All this is less good news for Anna Ardin, the Swedish woman whose original report of “rape” by Julian Assange is almost certainly motivated by her well-documented taste for revenge, following her discovery that he was also having sex with Sofia Wilen; see for example the piece by Craig Murray, a former British Ambassador to Uzbekistan, Why I am Convinced that Anna Ardin is a Liar.

So who comes out well, and who comes out badly?

White hats

  • Julian Assange. It is now beyond sensible doubt that he was correct in his WikiLeaks allegations of kidnapping and torture by the CIA. It is very likely that, but for his efforts, the CIA would be carrying on their business as usual;
  • Dianne Feinstein, the chairwoman of the Senate Committee which released the report;
  • Barrack Obama, who in 2009 issued Executive Order 13491 effectively prohibiting further kidnapping and torture by the CIA;
  • President Rafael Correa of Equador, who has very probably saved Assange’s life by giving him asylum.

Black Hats

  • George W Bush, who often gets unfairly treated by the soft left, but who failed to prevent serious abuses on his watch. It is fair to note that his Executive Order 13440 of 2007, declaring war on “al Qaeda, the Taliban, and associated forces” does not condone torture (Section 3(b)(i)(A)), but it did authorise the detention of any person who was “likely to be in possession of information that could assist in … preventing terrorist attacks”. That authorised the detention of a huge range of people, including me: I was in possession of the commonplace information that a halt to arming the Israelis to the hilt and bombing Islamic countries not only “could assist” but almost certainly would assist in preventing terrorists attacks. Effectively, the Bush Order authorised the CIA to kidnap and detain pretty much anyone in the world;
  • Hillary Clinton, who as Secretary of State from 2009 to 2013, approved the spying on foreign diplomats, United Nations officials, and U.S. allies, and who in 2010 vilified a WikiLeaks disclosure as “an attack on America’s foreign policy interests”. It is fair guess that, if she succeeds in becoming US President, she would have Assange’s guts for garters;
  • The CIA. Not nice or cuddly at all. Whilst in some quarters, they might appear like a friendly, Felix Leiter sort of a crew, to the world at large they must appear as the most abominable secret police, making the KGB look like pussy cats.

Particularly notable is the Report’s finding Number 20, which includes this:

The CIA’s Detention and Interrogation Program created tensions with U.S. partners and allies, leading to formal demarches to the United States, and damaging and complicating bilateral intelligence relationships.

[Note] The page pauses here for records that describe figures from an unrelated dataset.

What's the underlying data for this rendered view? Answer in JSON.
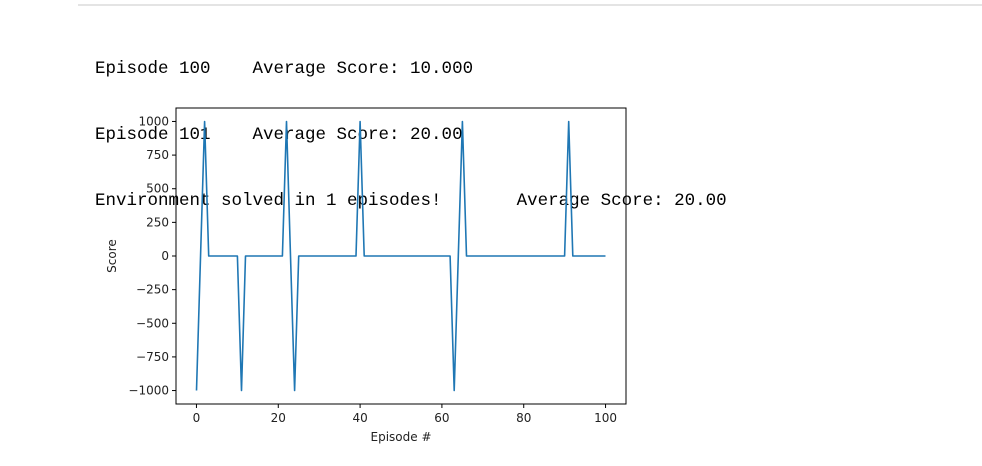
{
  "output": {
    "lines": [
      {
        "episode": "Episode 100",
        "avg": "Average Score: 10.000"
      },
      {
        "episode": "Episode 101",
        "avg": "Average Score: 20.00"
      },
      {
        "episode": "Environment solved in 1 episodes!",
        "avg": "Average Score: 20.00"
      }
    ]
  },
  "chart_data": {
    "type": "line",
    "title": "",
    "xlabel": "Episode #",
    "ylabel": "Score",
    "xlim": [
      -5,
      105
    ],
    "ylim": [
      -1100,
      1100
    ],
    "xticks": [
      0,
      20,
      40,
      60,
      80,
      100
    ],
    "yticks": [
      1000,
      750,
      500,
      250,
      0,
      -250,
      -500,
      -750,
      -1000
    ],
    "xtick_labels": [
      "0",
      "20",
      "40",
      "60",
      "80",
      "100"
    ],
    "ytick_labels": [
      "1000",
      "750",
      "500",
      "250",
      "0",
      "−250",
      "−500",
      "−750",
      "−1000"
    ],
    "grid": false,
    "line_color": "#1f77b4",
    "series": [
      {
        "x": [
          0,
          2,
          3,
          10,
          11,
          12,
          21,
          22,
          23,
          24,
          25,
          39,
          40,
          41,
          62,
          63,
          64,
          65,
          66,
          90,
          91,
          92,
          100
        ],
        "y": [
          -1000,
          1000,
          0,
          0,
          -1000,
          0,
          0,
          1000,
          0,
          -1000,
          0,
          0,
          1000,
          0,
          0,
          -1000,
          0,
          1000,
          0,
          0,
          1000,
          0,
          0
        ]
      }
    ]
  }
}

In one example, in June 2004, the secretary of state ordered the U.S. ambassador in Country XXXX to deliver a demarche to Country XXXX “in essence demanding [Country XXXX Government] provide full access to all [Country XXXX] detainees” to the International Committee of the Red Cross. At the time, however, the detainees Country XXXX was holding included detainees being held in secret at the CIA’s behest.

More broadly, the program caused immeasurable damage to the United States’ public standing, as well as to the United States’ longstanding global leadership on human rights in general and the prevention of torture in particular.

A sound finding, it seems. But it is worth noting that, if organisations like the CIA can prevent organisations like WikiLeaks from shining light on their activities, then questions of public standing would not arise.

It is only the persistent exposure of governmental abuse which will prevent its growth.